In a recent industry move, Kuwait’s Petrochemical Industries Co. (PIC) have entered into a joint venture with Canadian Pembina Pipeline for developing an integrated polypropylene plant in Alberta. The move maintains momentum of Kuwaiti downstream parastatals for overseas expansion.
Prior to this, PIC affiliate EQUATE Petrochemicals had acquired three Canadian petrochemical assets last year. After years of failure for overseas investments, the recent spate of investments by both PIC and sister company Kuwait Petroleum International (KPI) corroborates commitments for ventures in Bahrain, South Korea, and Oman.

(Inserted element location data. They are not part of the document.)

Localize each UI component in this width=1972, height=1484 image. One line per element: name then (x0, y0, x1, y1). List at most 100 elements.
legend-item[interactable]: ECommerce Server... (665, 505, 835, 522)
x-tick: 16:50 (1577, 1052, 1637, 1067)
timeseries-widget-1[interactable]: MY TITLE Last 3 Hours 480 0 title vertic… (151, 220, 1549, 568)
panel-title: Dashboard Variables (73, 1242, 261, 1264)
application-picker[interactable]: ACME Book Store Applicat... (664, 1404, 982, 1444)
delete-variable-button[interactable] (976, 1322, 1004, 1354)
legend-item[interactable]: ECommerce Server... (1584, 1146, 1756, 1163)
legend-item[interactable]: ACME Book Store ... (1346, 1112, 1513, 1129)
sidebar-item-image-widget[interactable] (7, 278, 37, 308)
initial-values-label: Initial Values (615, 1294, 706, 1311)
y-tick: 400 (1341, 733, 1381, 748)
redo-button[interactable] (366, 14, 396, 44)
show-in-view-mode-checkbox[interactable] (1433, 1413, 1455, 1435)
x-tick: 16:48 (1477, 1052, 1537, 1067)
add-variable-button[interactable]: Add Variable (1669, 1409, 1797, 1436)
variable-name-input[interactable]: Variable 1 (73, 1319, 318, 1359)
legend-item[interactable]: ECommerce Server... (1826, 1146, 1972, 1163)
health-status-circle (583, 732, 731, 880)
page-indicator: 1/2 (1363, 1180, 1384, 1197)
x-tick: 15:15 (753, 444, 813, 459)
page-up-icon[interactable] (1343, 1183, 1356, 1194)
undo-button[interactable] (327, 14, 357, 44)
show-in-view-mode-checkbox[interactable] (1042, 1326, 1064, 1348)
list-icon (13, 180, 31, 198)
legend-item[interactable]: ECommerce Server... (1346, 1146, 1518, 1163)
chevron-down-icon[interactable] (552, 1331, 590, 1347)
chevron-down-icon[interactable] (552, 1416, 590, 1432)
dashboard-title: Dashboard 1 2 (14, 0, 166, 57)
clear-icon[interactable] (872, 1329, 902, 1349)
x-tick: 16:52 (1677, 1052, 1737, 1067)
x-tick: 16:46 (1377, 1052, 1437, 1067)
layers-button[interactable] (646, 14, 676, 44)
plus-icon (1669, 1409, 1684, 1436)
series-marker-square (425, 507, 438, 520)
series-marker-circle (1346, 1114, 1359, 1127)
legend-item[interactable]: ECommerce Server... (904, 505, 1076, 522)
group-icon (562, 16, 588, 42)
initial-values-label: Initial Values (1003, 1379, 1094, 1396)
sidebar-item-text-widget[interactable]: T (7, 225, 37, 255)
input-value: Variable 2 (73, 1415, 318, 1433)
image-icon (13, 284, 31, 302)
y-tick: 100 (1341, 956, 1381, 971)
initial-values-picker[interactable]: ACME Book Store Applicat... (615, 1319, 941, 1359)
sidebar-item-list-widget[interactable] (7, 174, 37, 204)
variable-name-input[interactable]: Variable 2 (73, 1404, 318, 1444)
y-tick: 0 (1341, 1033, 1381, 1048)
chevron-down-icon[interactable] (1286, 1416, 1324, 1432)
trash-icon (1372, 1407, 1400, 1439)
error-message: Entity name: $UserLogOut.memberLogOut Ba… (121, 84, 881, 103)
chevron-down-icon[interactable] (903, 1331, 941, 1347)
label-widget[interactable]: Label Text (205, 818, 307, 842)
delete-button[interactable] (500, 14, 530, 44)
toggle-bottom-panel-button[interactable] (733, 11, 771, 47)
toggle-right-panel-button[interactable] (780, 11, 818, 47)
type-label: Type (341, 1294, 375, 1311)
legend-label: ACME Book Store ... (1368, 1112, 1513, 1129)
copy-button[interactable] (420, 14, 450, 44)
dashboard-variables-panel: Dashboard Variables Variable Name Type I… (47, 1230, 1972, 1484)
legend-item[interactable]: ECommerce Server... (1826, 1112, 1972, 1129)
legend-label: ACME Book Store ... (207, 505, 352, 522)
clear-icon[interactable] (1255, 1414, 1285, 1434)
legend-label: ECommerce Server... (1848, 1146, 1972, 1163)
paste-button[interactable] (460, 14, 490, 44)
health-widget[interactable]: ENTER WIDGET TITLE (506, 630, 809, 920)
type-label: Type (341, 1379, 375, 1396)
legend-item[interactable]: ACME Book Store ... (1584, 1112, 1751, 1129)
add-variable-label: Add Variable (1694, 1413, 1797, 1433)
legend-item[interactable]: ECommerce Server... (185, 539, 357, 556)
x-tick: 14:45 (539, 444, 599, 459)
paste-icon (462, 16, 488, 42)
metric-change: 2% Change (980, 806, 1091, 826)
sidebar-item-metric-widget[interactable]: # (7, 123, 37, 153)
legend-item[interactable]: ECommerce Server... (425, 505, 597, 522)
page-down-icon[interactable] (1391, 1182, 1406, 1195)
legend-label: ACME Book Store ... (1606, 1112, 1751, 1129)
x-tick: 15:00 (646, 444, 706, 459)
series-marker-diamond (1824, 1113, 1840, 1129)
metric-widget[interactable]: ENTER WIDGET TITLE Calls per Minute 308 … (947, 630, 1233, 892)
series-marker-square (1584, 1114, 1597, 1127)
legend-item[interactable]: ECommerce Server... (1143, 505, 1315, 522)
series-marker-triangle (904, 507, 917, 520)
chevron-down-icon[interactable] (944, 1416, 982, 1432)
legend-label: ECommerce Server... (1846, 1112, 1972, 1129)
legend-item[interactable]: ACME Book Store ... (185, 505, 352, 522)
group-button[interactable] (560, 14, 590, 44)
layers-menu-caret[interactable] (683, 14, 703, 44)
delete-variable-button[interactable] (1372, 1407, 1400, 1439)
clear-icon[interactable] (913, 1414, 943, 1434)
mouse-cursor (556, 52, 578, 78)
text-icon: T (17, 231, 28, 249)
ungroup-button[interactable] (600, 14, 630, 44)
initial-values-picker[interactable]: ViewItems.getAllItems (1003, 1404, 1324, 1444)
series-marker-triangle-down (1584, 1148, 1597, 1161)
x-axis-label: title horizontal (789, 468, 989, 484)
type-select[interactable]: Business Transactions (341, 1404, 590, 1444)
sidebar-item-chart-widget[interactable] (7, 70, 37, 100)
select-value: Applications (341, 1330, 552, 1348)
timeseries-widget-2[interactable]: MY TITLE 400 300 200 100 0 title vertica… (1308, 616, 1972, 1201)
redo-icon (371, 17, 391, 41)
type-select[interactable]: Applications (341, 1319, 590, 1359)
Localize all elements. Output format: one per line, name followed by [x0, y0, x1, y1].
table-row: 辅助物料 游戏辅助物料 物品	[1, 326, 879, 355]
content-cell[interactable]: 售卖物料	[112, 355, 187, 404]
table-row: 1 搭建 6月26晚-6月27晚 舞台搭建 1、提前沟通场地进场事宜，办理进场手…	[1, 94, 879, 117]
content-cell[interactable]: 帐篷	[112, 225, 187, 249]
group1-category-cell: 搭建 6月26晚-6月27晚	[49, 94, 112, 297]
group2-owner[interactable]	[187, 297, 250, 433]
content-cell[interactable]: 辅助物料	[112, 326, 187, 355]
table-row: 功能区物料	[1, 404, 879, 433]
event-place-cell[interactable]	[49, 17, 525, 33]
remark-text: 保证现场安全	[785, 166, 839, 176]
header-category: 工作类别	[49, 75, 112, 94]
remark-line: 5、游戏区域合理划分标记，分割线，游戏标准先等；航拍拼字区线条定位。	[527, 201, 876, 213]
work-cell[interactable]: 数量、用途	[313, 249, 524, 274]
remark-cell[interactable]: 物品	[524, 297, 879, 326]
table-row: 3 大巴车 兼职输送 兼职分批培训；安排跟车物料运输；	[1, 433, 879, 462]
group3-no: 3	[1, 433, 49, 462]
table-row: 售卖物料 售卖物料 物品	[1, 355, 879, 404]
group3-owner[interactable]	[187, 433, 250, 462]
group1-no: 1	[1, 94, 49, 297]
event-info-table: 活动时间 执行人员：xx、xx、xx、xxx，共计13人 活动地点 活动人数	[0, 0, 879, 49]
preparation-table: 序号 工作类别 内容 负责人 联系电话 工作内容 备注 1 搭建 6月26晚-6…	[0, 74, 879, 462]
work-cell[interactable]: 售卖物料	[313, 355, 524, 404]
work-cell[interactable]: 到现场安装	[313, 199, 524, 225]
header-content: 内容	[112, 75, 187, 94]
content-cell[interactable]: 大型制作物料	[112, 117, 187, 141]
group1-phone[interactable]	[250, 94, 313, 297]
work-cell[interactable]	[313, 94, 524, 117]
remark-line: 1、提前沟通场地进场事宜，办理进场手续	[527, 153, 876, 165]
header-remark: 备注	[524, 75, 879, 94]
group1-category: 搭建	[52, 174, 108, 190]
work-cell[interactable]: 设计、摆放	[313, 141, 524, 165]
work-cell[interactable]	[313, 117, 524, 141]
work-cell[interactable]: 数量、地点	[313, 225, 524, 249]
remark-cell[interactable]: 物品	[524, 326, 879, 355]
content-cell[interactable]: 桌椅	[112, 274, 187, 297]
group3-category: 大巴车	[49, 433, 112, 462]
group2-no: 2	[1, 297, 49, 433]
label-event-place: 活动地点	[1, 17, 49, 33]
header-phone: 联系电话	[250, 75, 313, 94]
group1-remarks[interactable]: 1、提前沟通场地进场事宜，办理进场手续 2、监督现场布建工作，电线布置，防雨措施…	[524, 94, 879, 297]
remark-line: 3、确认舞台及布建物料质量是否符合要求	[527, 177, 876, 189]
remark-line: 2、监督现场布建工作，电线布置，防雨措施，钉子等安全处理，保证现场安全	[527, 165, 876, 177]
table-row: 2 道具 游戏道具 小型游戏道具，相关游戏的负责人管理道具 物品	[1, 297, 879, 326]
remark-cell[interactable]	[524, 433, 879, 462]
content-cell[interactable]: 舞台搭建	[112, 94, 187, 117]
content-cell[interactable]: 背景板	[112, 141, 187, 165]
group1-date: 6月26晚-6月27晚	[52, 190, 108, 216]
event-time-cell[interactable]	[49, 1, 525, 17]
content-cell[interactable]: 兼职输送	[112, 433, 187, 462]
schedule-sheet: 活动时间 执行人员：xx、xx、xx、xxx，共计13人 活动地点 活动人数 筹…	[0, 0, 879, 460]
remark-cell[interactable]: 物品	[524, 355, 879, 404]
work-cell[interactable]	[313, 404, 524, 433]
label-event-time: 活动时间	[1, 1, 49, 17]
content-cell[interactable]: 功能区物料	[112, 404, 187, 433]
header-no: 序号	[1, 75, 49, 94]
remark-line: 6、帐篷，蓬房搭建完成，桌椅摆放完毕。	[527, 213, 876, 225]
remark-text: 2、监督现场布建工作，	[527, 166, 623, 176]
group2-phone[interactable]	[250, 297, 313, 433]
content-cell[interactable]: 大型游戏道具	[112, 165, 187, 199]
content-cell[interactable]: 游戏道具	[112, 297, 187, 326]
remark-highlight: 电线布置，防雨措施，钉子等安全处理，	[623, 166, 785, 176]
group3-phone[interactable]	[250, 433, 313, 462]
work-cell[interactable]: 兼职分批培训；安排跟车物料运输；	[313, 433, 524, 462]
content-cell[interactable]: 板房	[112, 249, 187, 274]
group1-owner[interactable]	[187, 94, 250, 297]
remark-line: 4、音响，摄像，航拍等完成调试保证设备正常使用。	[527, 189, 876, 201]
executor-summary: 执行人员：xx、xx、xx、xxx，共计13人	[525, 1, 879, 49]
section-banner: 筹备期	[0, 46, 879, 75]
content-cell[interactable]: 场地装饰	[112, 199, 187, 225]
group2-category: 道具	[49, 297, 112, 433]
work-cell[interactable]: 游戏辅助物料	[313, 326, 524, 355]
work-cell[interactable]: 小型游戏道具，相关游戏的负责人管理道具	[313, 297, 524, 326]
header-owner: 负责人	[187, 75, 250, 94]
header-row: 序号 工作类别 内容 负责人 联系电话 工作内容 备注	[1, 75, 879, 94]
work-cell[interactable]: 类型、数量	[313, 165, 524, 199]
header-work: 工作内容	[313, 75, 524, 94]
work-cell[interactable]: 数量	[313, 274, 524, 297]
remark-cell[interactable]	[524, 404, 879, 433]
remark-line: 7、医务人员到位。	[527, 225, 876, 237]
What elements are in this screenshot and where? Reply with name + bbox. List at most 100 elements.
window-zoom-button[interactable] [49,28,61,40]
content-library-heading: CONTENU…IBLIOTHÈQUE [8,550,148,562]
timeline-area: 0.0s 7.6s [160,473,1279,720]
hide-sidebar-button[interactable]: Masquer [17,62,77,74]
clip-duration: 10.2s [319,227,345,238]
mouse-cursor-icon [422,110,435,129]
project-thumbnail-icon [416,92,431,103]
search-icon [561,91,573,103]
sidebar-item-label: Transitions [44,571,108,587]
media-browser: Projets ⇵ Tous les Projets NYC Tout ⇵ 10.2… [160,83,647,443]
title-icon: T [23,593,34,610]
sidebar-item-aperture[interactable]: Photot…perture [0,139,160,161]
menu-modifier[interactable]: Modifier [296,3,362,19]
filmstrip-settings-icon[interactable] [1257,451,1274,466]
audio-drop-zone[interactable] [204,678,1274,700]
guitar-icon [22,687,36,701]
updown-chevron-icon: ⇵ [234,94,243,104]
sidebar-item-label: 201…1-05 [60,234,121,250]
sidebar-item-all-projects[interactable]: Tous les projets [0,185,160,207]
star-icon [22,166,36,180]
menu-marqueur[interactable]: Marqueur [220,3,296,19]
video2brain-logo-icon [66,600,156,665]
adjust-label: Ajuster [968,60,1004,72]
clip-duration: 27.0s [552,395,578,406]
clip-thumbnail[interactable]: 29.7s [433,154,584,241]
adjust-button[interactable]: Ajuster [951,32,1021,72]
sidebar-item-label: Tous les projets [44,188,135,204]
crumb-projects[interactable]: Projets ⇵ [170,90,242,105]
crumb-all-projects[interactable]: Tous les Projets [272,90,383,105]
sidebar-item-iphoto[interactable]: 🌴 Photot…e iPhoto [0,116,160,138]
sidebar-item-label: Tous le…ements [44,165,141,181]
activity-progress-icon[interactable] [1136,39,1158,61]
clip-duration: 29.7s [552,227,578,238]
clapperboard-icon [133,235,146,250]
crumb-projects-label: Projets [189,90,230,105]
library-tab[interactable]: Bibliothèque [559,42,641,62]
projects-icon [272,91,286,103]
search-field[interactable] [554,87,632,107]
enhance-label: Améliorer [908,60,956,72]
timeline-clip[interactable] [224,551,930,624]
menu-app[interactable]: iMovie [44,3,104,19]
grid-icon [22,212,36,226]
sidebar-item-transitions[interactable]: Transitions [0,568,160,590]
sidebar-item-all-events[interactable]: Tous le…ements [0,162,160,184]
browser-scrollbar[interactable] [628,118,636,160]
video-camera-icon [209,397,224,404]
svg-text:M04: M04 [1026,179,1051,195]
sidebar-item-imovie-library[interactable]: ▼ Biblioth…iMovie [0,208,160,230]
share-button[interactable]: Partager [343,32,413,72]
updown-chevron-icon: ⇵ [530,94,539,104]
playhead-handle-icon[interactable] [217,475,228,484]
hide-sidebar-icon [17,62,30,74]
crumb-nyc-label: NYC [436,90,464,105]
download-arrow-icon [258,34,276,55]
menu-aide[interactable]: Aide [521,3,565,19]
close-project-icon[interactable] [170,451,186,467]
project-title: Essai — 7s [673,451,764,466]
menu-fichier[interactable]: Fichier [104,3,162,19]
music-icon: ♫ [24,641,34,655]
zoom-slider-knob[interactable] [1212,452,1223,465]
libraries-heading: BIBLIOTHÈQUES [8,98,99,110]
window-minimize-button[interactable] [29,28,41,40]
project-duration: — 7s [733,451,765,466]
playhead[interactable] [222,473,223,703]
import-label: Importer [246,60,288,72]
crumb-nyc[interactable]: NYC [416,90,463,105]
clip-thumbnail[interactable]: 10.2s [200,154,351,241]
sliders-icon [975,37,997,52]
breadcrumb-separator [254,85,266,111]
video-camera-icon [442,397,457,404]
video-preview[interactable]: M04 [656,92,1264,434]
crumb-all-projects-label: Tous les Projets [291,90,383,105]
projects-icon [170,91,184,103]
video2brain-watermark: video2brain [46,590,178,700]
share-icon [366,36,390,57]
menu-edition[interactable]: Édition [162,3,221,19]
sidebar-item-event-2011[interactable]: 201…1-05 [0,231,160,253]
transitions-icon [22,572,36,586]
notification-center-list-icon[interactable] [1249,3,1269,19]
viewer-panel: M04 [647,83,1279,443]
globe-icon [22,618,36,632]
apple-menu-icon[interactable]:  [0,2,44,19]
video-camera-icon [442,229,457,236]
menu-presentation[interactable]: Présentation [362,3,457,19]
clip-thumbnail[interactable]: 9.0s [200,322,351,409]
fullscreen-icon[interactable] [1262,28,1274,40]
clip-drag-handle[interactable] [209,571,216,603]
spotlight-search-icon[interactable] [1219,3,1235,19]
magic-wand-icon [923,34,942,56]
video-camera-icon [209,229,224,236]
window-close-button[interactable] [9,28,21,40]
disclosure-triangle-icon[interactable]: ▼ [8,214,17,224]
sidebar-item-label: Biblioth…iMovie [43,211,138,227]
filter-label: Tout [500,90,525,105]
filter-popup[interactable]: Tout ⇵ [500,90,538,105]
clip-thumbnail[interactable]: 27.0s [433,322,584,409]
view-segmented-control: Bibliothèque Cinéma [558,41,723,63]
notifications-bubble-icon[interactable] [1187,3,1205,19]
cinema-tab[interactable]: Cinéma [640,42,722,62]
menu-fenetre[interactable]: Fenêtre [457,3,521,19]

Contract Stipulates Equal Stake of Participating Companies
The agreement between PIC and Pembina named Canada Kuwait Petrochemical Corp. (CKCP) will establish a 50:50 joint venture between the two organizations. The conglomeration is aimed at developing an integrated propylene dehydrogenation and polypropylene production unit in Sturgeon County in central Alberta. As per the terms of the contract, propane feedstock will be procured from Pembina Pipeline’s Redwater Fractionation Complex that is located nearby.
However, details pertaining to final cost estimates, timeframes, and execution plans are yet to be determined over the front-end engineering and design phase boosted by the latest agreement. According to provisional plans, production of more than 540,000 tons per year of poplyproplylene is envisaged from around 22,000 bpd of propane. Howbeit, the initial provisional pact that was carried out last year has estimations of 800,000 tons per year of polypropylene from 35,000 bpd of propane.
The timetable is a year behind the original announcement that was made after the joint feasibility study carried out in April 2016. At that point, approval for carrying out the front-end engineering and design phase was anticipated within six months. This was to be followed by final investment decision in mid-2017 and accomplishment by 2020.